In the 1980s Amstrup said he was able to stand on the beach in the late summer and see the ice forming off the shore. Now the summer ice melts so much that it's 300 miles from the shore in the late summer. “It’s a profound change, and one I would never have imagined I’d see in my lifetime,” Amstrup said.
The red areas on this map show areas where the quantity of sea ice is below normal, and the blue areas show where it is above normal. The areas with the darkest red color show places that used to be completely covered with ice in the fall, but are now almost completely ice-free.
The melting ice is also affecting polar bear reproduction. Amstrup was the first to discover where female polar bears give birth. The dens, like the one pictured, are the result of polar bears digging into an ice cap.

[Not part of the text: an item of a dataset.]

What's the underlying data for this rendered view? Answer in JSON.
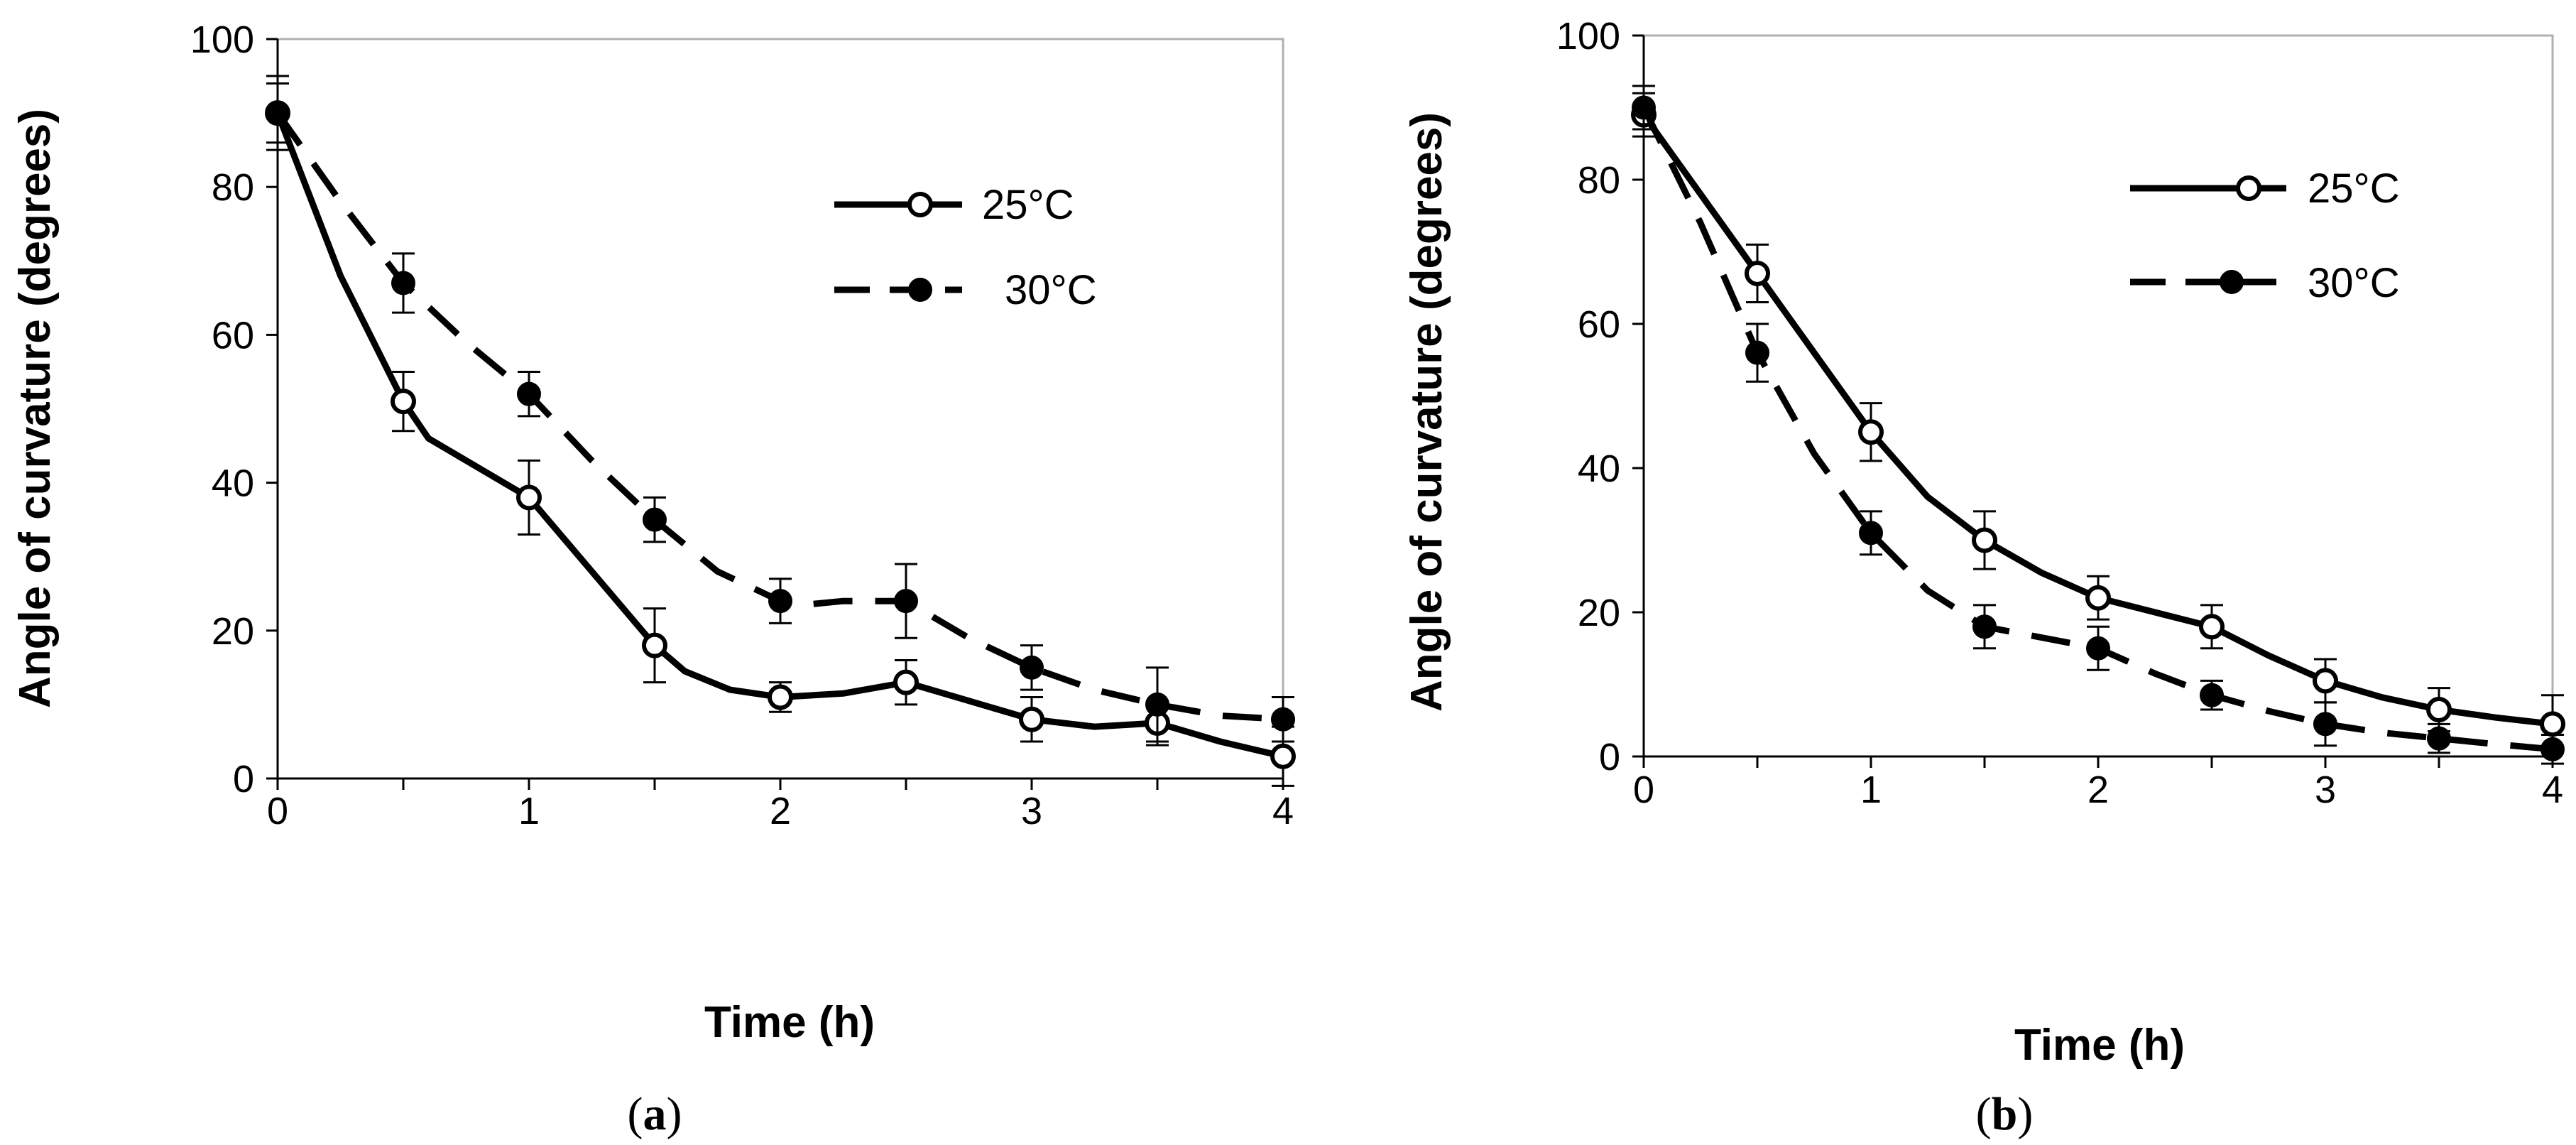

But Amstrup has found that polar bear litters are getting smaller. The cubs are born weaker and not as healthy, and fewer of the cubs survive. This is probably the result of shorter feeding seasons.
Seeing these devastating changes on the polar bear population has inspired Amstrup to become an activist. "We really need leadership, policy leadership, to change our greenhouse gas policies," Amstrup said.
His research revealed that if the world continues producing greenhouse gases at the current rate, about 2/3 of the world's polar bear population would disappear by the end of the century.
You can actually go see the bears before they're gone. "The Tundra Buggy Adventure" offers tours launched from Churchill where you can spend the day on the tundra looking for polar bears. Prices start around $1,500.